Divyansh Singh Panwar

Personal information
- Nationality: Indian
- Born: 19 October 2002 (age 23) Jaipur, Rajasthan, India

Sport
- Sport: Shooting
- Event: 10 metre air rifle
- Coached by: Deepak Kumar Dubey

Medal record
10 metre air rifle shooting
Representing India
| Event | 1st | 2nd | 3rd |
| Olympic Games | - | - | - |
| World Cup | 4 | 1 | 1 |
| World Junior Shooting Championships | - | - | 1 |
| ISSF Junior World Cup | 1 | - | - |
| Total | 5 | 1 | 2 |
World Championships
| Bronze medal – third place | 2018 Changwon | Junior mixed 10m air rifle team |
Asian Championships
| Gold medal – first place | 2023 Changwon | 10 m air rifle team |
| Silver medal – second place | 2023 Changwon | 10 m air rifle mixed team |
Asian Airgun Championships
| Gold medal – first place | 2019 Taoyuan | 10 m air rifle |
| Gold medal – first place | 2019 Taoyuan | 10 m air rifle team |
World University Games
| Gold medal – first place | 2021 Chengdu | 10 m air rifle team |
| Silver medal – second place | 2021 Chengdu | 10 m air rifle |
| Silver medal – second place | 2021 Chengdu | 10 m air rifle mixed team |

= Divyansh Singh Panwar =

Indian sport shooter (born 2002)

Divyansh Singh Panwar (born 19 October 2002) is an Indian sport shooter.
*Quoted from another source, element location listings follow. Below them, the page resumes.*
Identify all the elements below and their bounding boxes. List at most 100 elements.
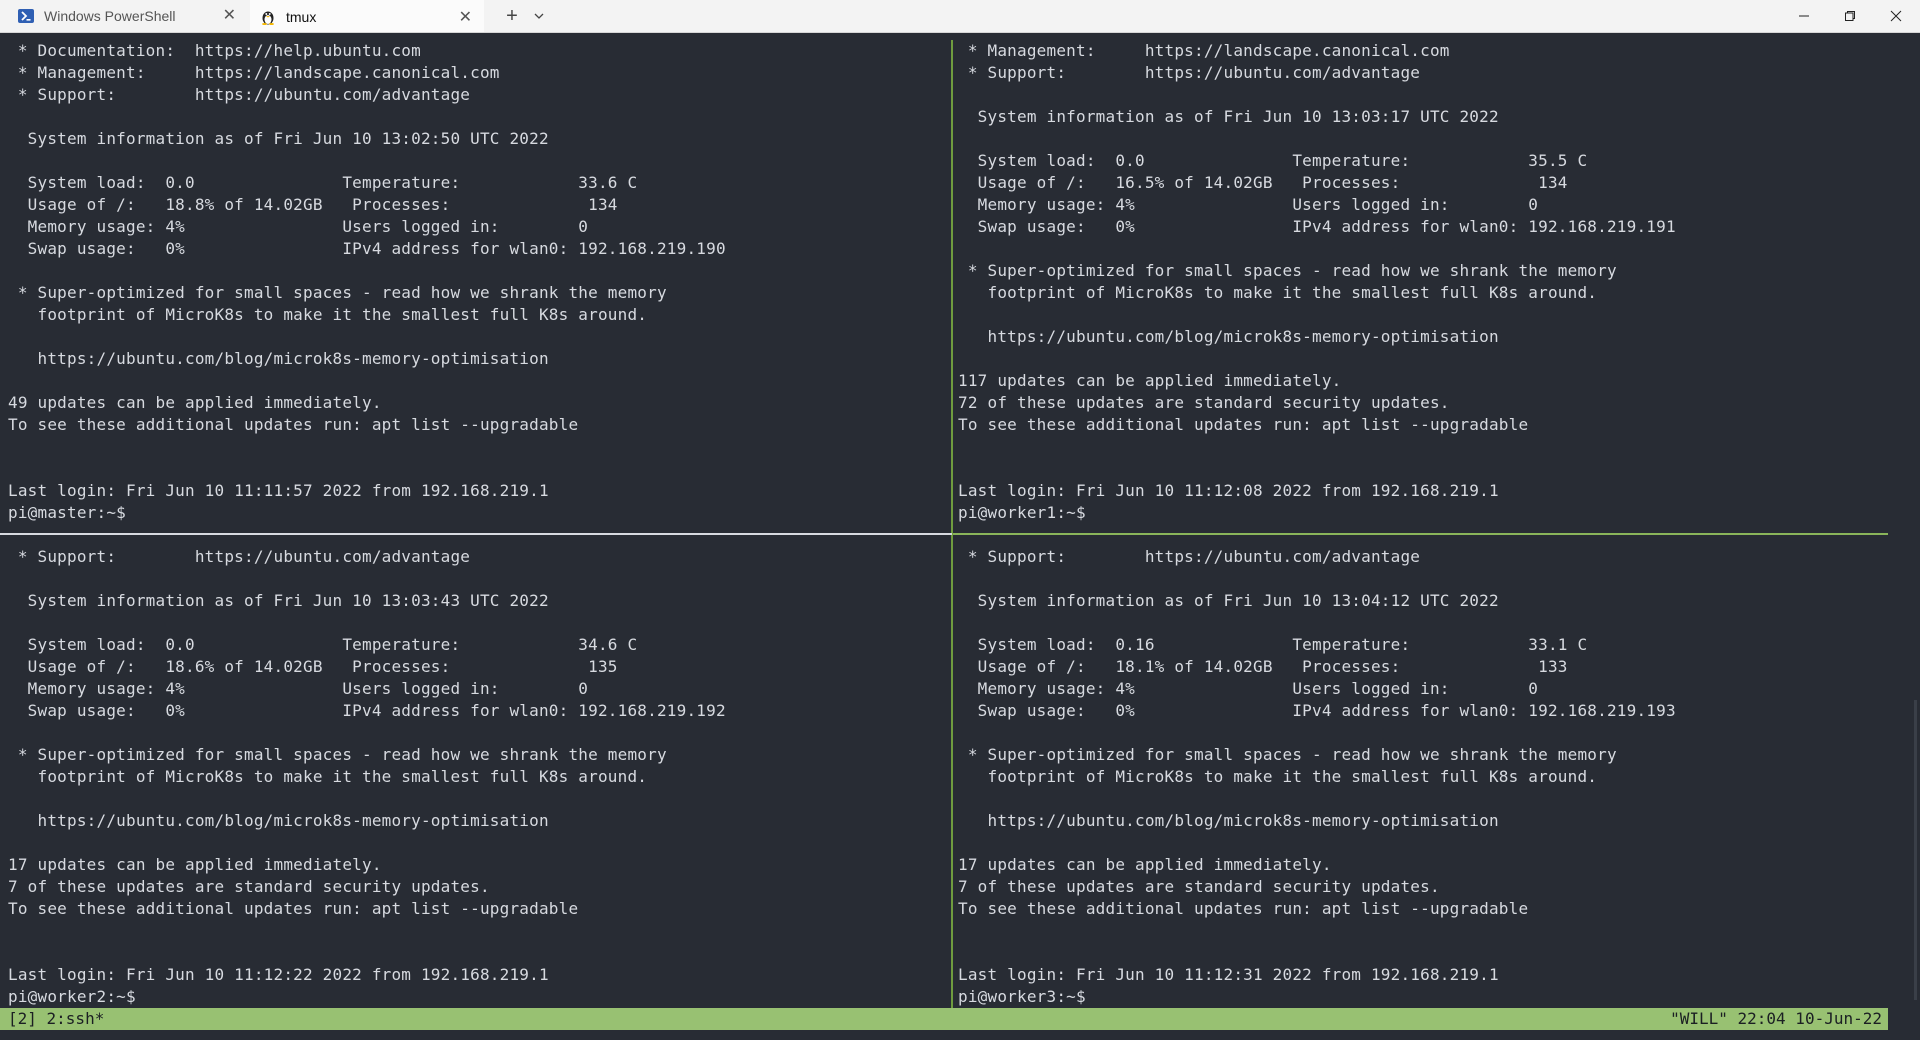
terminal-line: footprint of MicroK8s to make it the sma…	[8, 305, 648, 324]
terminal-line: footprint of MicroK8s to make it the sma…	[958, 283, 1598, 302]
powershell-icon	[18, 8, 34, 24]
terminal-line: 49 updates can be applied immediately.	[8, 393, 382, 412]
terminal-line: Swap usage: 0% IPv4 address for wlan0: 1…	[958, 217, 1676, 236]
tab-tmux[interactable]: tmux ✕	[250, 0, 484, 32]
tab-label: tmux	[286, 9, 317, 25]
terminal-line: 72 of these updates are standard securit…	[958, 393, 1450, 412]
terminal-line: Swap usage: 0% IPv4 address for wlan0: 1…	[958, 701, 1676, 720]
terminal-line: * Super-optimized for small spaces - rea…	[958, 261, 1617, 280]
terminal-line: Usage of /: 18.8% of 14.02GB Processes: …	[8, 195, 618, 214]
terminal-line: pi@worker2:~$	[8, 987, 136, 1006]
terminal-line: 117 updates can be applied immediately.	[958, 371, 1342, 390]
terminal-line: Last login: Fri Jun 10 11:12:08 2022 fro…	[958, 481, 1499, 500]
tab-label: Windows PowerShell	[44, 8, 176, 24]
scrollbar[interactable]	[1914, 700, 1917, 1000]
terminal-line: Swap usage: 0% IPv4 address for wlan0: 1…	[8, 239, 726, 258]
terminal-line: 17 updates can be applied immediately.	[958, 855, 1332, 874]
status-host-clock: "WILL" 22:04 10-Jun-22	[1670, 1009, 1882, 1028]
terminal-line: Last login: Fri Jun 10 11:11:57 2022 fro…	[8, 481, 549, 500]
terminal-line: To see these additional updates run: apt…	[8, 899, 579, 918]
tmux-status-bar: [2] 2:ssh* "WILL" 22:04 10-Jun-22	[0, 1008, 1888, 1030]
tmux-pane-worker2[interactable]: * Support: https://ubuntu.com/advantage …	[8, 546, 948, 1006]
terminal-line: https://ubuntu.com/blog/microk8s-memory-…	[958, 327, 1499, 346]
terminal-line: pi@worker1:~$	[958, 503, 1086, 522]
terminal-line: * Support: https://ubuntu.com/advantage	[958, 547, 1421, 566]
terminal-line: footprint of MicroK8s to make it the sma…	[958, 767, 1598, 786]
terminal-line: Usage of /: 16.5% of 14.02GB Processes: …	[958, 173, 1568, 192]
minimize-button[interactable]	[1781, 0, 1827, 32]
terminal-line: System load: 0.0 Temperature: 33.6 C	[8, 173, 638, 192]
terminal-line: https://ubuntu.com/blog/microk8s-memory-…	[8, 811, 549, 830]
terminal-line: * Super-optimized for small spaces - rea…	[8, 283, 667, 302]
minimize-icon	[1799, 15, 1809, 17]
pane-divider-vertical[interactable]	[951, 40, 953, 1008]
tab-windows-powershell[interactable]: Windows PowerShell ✕	[0, 0, 248, 32]
terminal-line: https://ubuntu.com/blog/microk8s-memory-…	[8, 349, 549, 368]
tmux-pane-worker1[interactable]: * Management: https://landscape.canonica…	[958, 40, 1888, 526]
terminal-line: pi@worker3:~$	[958, 987, 1086, 1006]
terminal-line: Memory usage: 4% Users logged in: 0	[8, 217, 589, 236]
terminal-line: 17 updates can be applied immediately.	[8, 855, 382, 874]
terminal-line: * Documentation: https://help.ubuntu.com	[8, 41, 421, 60]
title-bar: Windows PowerShell ✕ tmux ✕ +	[0, 0, 1920, 33]
terminal-line: System information as of Fri Jun 10 13:0…	[8, 129, 549, 148]
close-tab-icon[interactable]: ✕	[459, 10, 472, 26]
terminal-line: pi@master:~$	[8, 503, 126, 522]
terminal-line: * Support: https://ubuntu.com/advantage	[8, 547, 471, 566]
close-window-button[interactable]	[1873, 0, 1919, 32]
maximize-button[interactable]	[1827, 0, 1873, 32]
close-icon	[1890, 10, 1902, 22]
terminal-line: * Super-optimized for small spaces - rea…	[8, 745, 667, 764]
terminal-line: Memory usage: 4% Users logged in: 0	[8, 679, 589, 698]
terminal-line: Last login: Fri Jun 10 11:12:31 2022 fro…	[958, 965, 1499, 984]
restore-icon	[1845, 11, 1855, 21]
chevron-down-icon[interactable]	[530, 6, 548, 26]
new-tab-button[interactable]: +	[500, 4, 524, 28]
terminal-line: Memory usage: 4% Users logged in: 0	[958, 679, 1539, 698]
tmux-pane-worker3[interactable]: * Support: https://ubuntu.com/advantage …	[958, 546, 1888, 1006]
terminal-line: System load: 0.0 Temperature: 35.5 C	[958, 151, 1588, 170]
terminal-line: To see these additional updates run: apt…	[8, 415, 579, 434]
terminal-line: To see these additional updates run: apt…	[958, 899, 1529, 918]
status-session-window: [2] 2:ssh*	[8, 1009, 105, 1028]
terminal-line: 7 of these updates are standard security…	[8, 877, 490, 896]
linux-penguin-icon	[260, 9, 276, 25]
terminal-line: Memory usage: 4% Users logged in: 0	[958, 195, 1539, 214]
pane-divider-horizontal-right-active[interactable]	[953, 533, 1888, 535]
terminal-line: System information as of Fri Jun 10 13:0…	[958, 591, 1499, 610]
pane-divider-horizontal-left[interactable]	[0, 533, 952, 535]
terminal-line: * Support: https://ubuntu.com/advantage	[8, 85, 471, 104]
close-tab-icon[interactable]: ✕	[223, 8, 236, 24]
terminal-line: System information as of Fri Jun 10 13:0…	[8, 591, 549, 610]
terminal-line: System load: 0.0 Temperature: 34.6 C	[8, 635, 638, 654]
terminal-line: * Support: https://ubuntu.com/advantage	[958, 63, 1421, 82]
terminal-line: * Management: https://landscape.canonica…	[958, 41, 1450, 60]
terminal-line: Last login: Fri Jun 10 11:12:22 2022 fro…	[8, 965, 549, 984]
terminal-line: * Management: https://landscape.canonica…	[8, 63, 500, 82]
tmux-pane-master[interactable]: * Documentation: https://help.ubuntu.com…	[8, 40, 948, 526]
terminal-line: Usage of /: 18.6% of 14.02GB Processes: …	[8, 657, 618, 676]
terminal-line: https://ubuntu.com/blog/microk8s-memory-…	[958, 811, 1499, 830]
terminal-line: Usage of /: 18.1% of 14.02GB Processes: …	[958, 657, 1568, 676]
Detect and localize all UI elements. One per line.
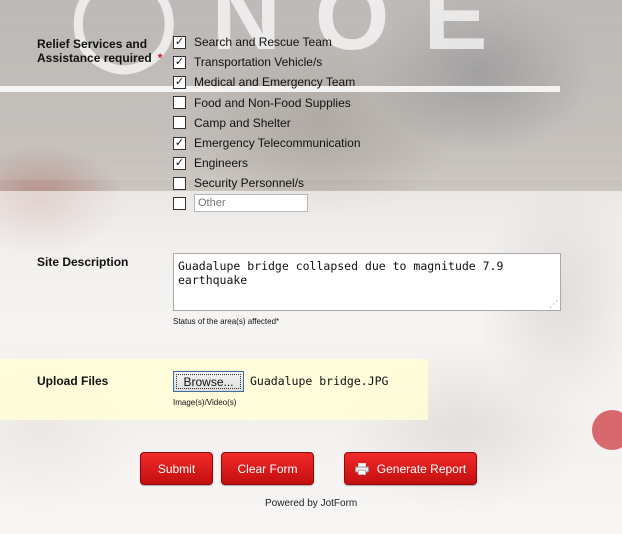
relief-option-checkbox[interactable] [173, 116, 186, 130]
relief-option-label: Medical and Emergency Team [194, 75, 356, 90]
generate-report-button[interactable]: Generate Report [344, 452, 477, 485]
relief-option-checkbox[interactable]: ✓ [173, 75, 186, 89]
site-description-label: Site Description [37, 255, 129, 269]
relief-option-label: Security Personnel/s [194, 176, 305, 191]
submit-button[interactable]: Submit [140, 452, 213, 485]
relief-option-checkbox[interactable] [173, 96, 186, 110]
other-checkbox[interactable] [173, 196, 186, 210]
relief-label-line2: Assistance required [37, 51, 152, 65]
relief-option-label: Food and Non-Food Supplies [194, 95, 351, 110]
relief-label-line1: Relief Services and [37, 37, 148, 51]
powered-by-jotform: Powered by JotForm [265, 498, 358, 509]
upload-sublabel: Image(s)/Video(s) [173, 398, 237, 407]
printer-icon [354, 462, 369, 475]
relief-option-row[interactable]: ✓ Search and Rescue Team [173, 34, 332, 50]
relief-option-checkbox[interactable]: ✓ [173, 35, 186, 49]
relief-option-checkbox[interactable]: ✓ [173, 156, 186, 170]
relief-option-row[interactable]: ✓ Engineers [173, 155, 248, 171]
relief-option-row[interactable]: ✓ Transportation Vehicle/s [173, 54, 322, 70]
relief-services-label: Relief Services and Assistance required * [37, 37, 162, 65]
relief-option-row[interactable]: Security Personnel/s [173, 175, 304, 191]
relief-option-row[interactable]: Food and Non-Food Supplies [173, 95, 351, 111]
relief-option-row[interactable]: ✓ Emergency Telecommunication [173, 135, 361, 151]
relief-option-row[interactable]: Camp and Shelter [173, 115, 291, 131]
clear-form-button[interactable]: Clear Form [221, 452, 314, 485]
relief-option-checkbox[interactable]: ✓ [173, 136, 186, 150]
required-mark: * [157, 51, 163, 65]
upload-files-label: Upload Files [37, 374, 109, 388]
relief-option-row[interactable]: ✓ Medical and Emergency Team [173, 74, 355, 90]
resize-grip-icon[interactable]: ⋰ [549, 299, 559, 309]
relief-option-other[interactable] [173, 194, 308, 212]
browse-button[interactable]: Browse... [173, 371, 244, 392]
site-description-textarea[interactable]: Guadalupe bridge collapsed due to magnit… [173, 253, 561, 311]
relief-option-checkbox[interactable] [173, 176, 186, 190]
relief-option-label: Transportation Vehicle/s [194, 55, 323, 70]
selected-file-name: Guadalupe bridge.JPG [250, 374, 389, 388]
relief-option-label: Engineers [194, 156, 249, 171]
other-input[interactable] [194, 194, 308, 212]
relief-option-label: Search and Rescue Team [194, 35, 332, 49]
site-description-sublabel: Status of the area(s) affected* [173, 317, 280, 326]
relief-option-checkbox[interactable]: ✓ [173, 55, 186, 69]
relief-option-label: Emergency Telecommunication [194, 136, 361, 150]
generate-report-label: Generate Report [376, 461, 467, 476]
relief-option-label: Camp and Shelter [194, 115, 291, 130]
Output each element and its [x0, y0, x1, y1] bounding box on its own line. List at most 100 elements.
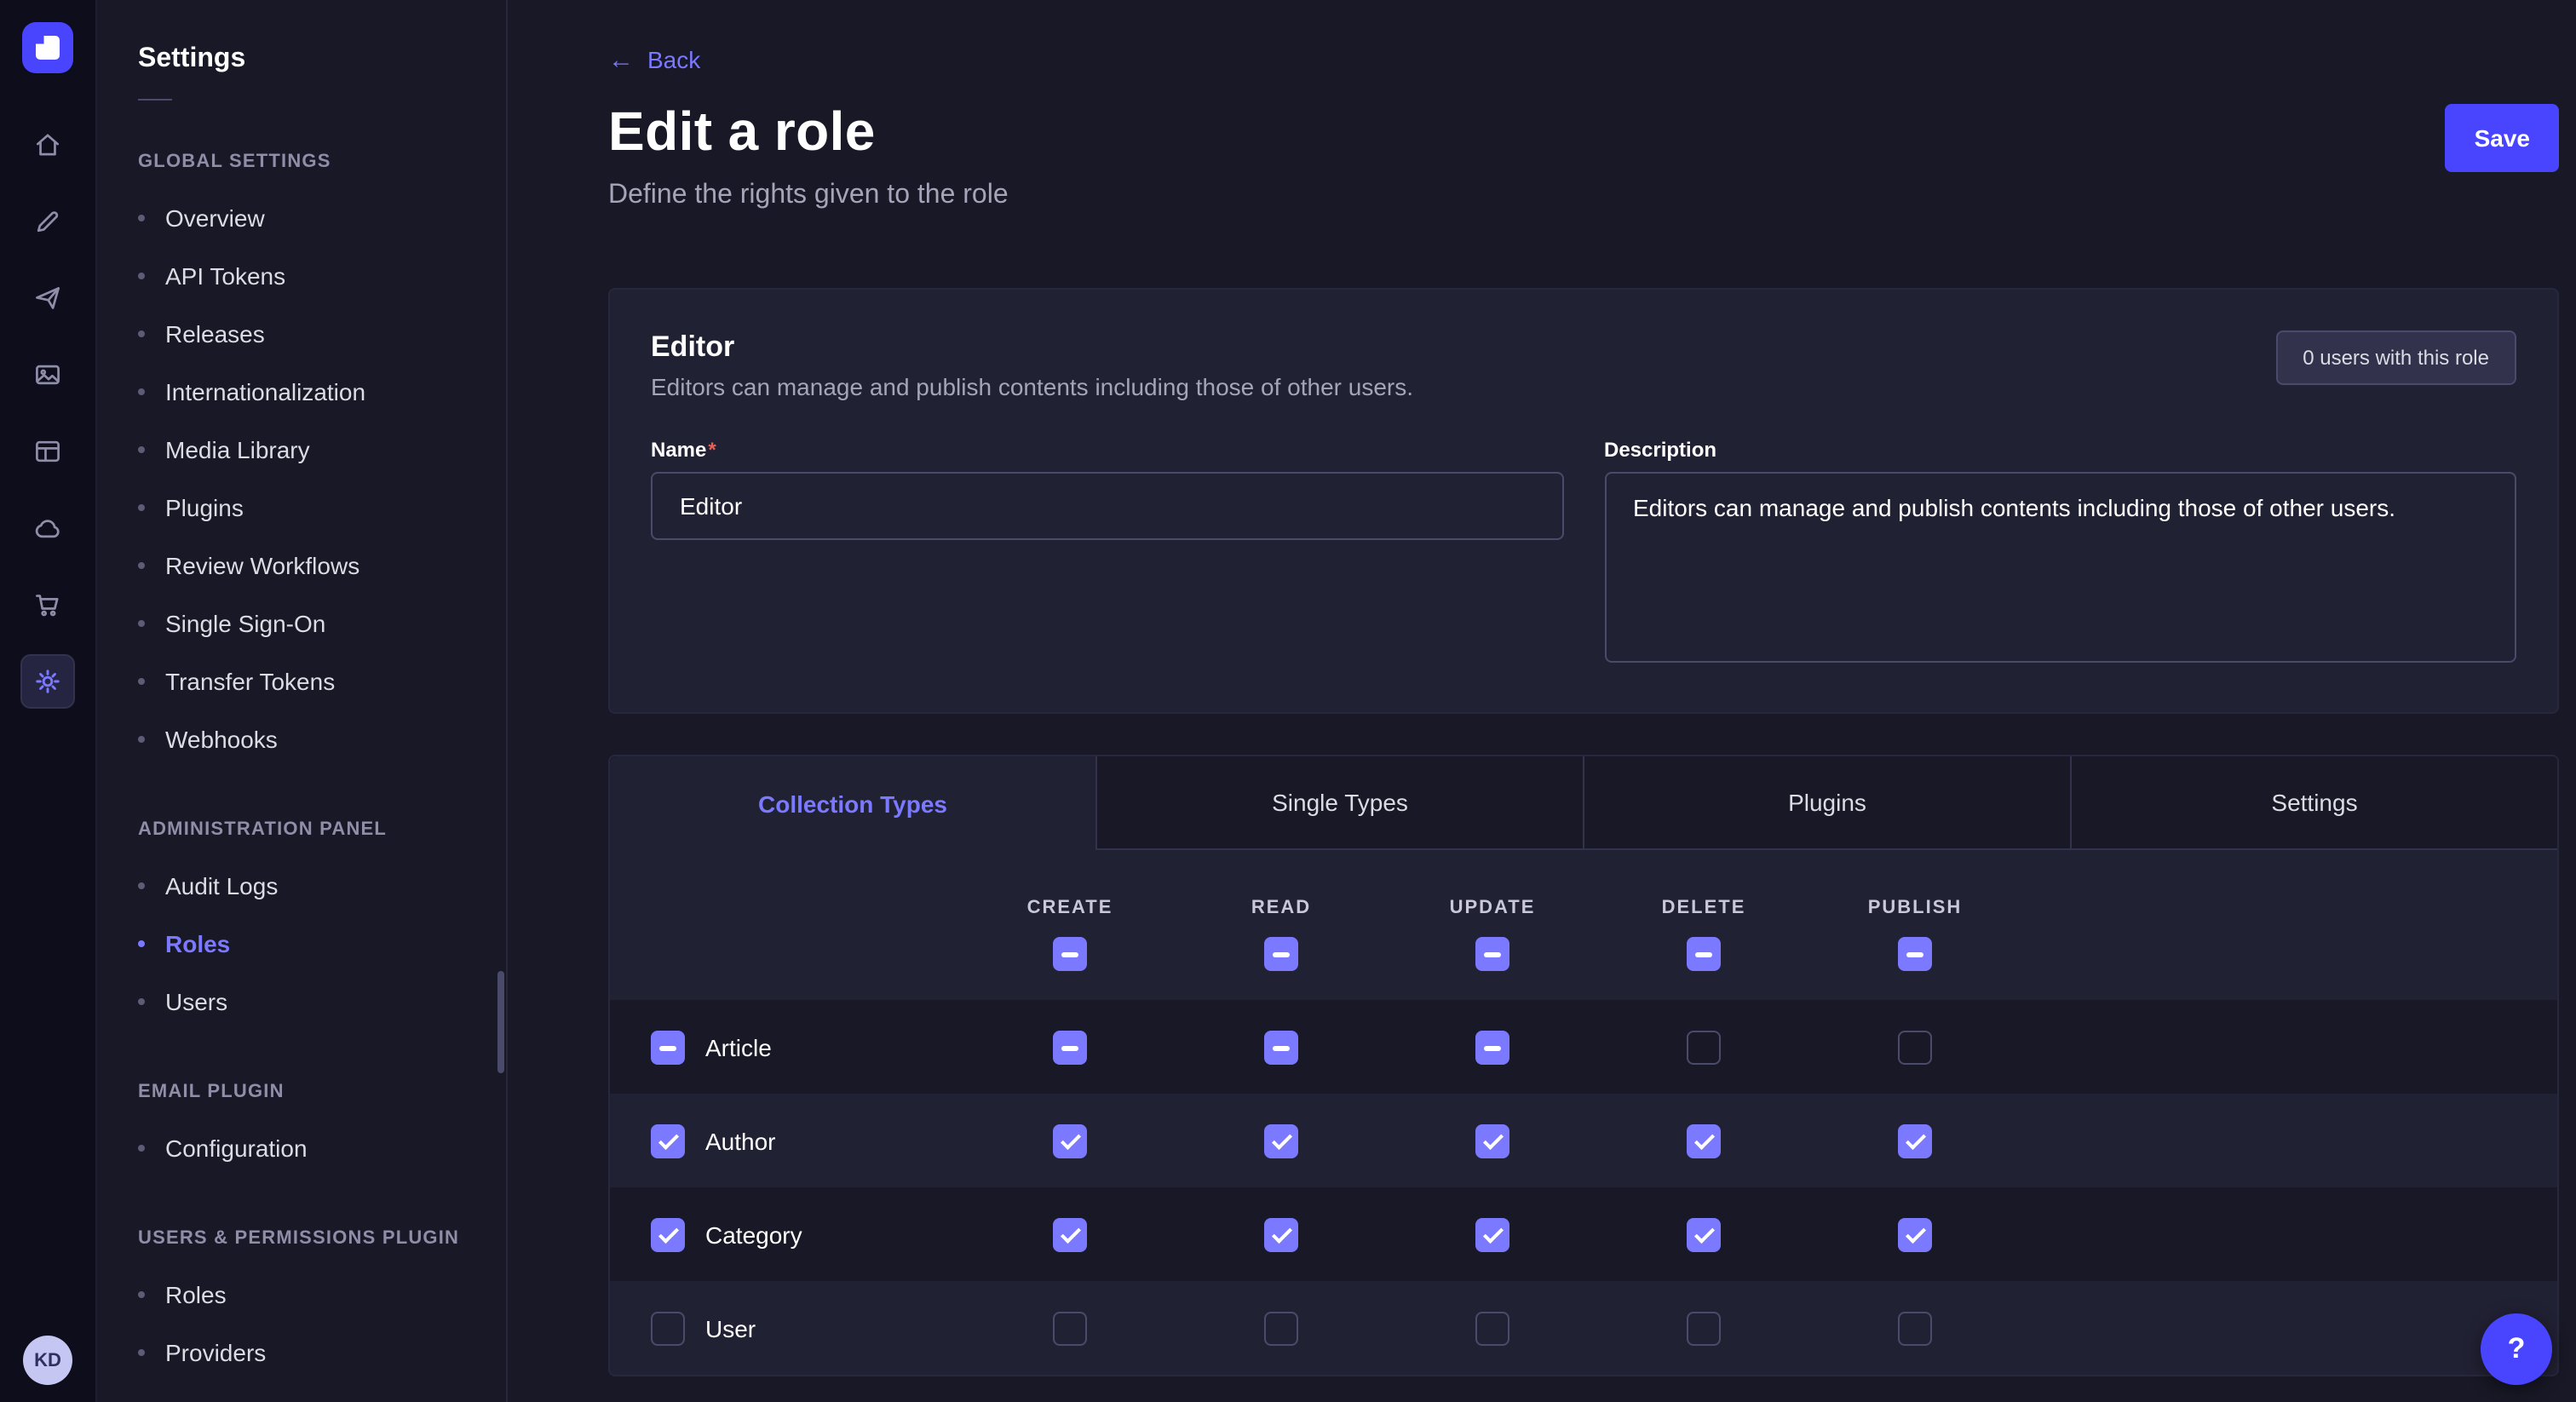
sidebar-item-media-library[interactable]: Media Library [97, 421, 506, 479]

He won the silver medal in the 10 metre air rifle event at the 2019 ISSF World Cup in Beijing and secured a quota position for India at the 2020 Summer Olympics where he achieved rank 32 at the Men's 10 metre air rifle event.

==Early life==
Panwar was born on 19 October 2002 to Ashok Panwar, a staff at the Sawai Man Singh Hospital in Jaipur, and Nirmala Devi, a qualified nurse. Panwar took up shooting in 2014 at the age of 12 and initially used his elder sister Anjali's weapons at the Jagatpura shooting range in Jaipur. In 2017, his father became worried by his "PUBG addiction" and enrolled him at the Dr. Karni Singh Shooting Range in New Delhi where he trained under Deepak Kumar Dubey.

==Career==
Panwar won two gold medals at the 2018 ISSF Junior World Cup in Suhl. The trio of Panwar, Hriday Hazarika and Shahu Tushar Mane won gold in the junior men's team 10 metre air rifle event with a score of 1875.3, a world junior record. In the junior mixed team event, Panwar and Elavenil Valarivan broke the world junior record, scoring 498.6, to clinch gold.

At the 2018 ISSF World Shooting Championships in Changwon, Panwar and Shreya Agarwal won bronze in the 10 metre air rifle junior mixed team event.

After finishing 12th in the individual 10 metre air rifle event of 2019 ISSF World Cup in Delhi, Panwar won silver at the same event in Beijing. He secured India's fourth quota spot in shooting discipline at the 2020 Summer Olympics with the performance. Paired with Anjum Moudgil in the mixed team event at the World Cup, he won gold in Beijing, gold in Munich and bronze in Rio de Janeiro. At the 2019 World Cup Final in Putian, Panwar bagged gold in the individual 10 metre air rifle, and gold in the mixed team event with Croatia's Snježana Pejčić.

In May 2019, he was promoted from developmental group to core group of the Target Olympic Podium Scheme.

==Personal life==
As of 2019, Panwar is a class 12 biology student at Maheshwari Public School, Jaipur, and regards himself to be "average" at studies. He practices meditation and carries a Bhagavad Gita pocketbook with him.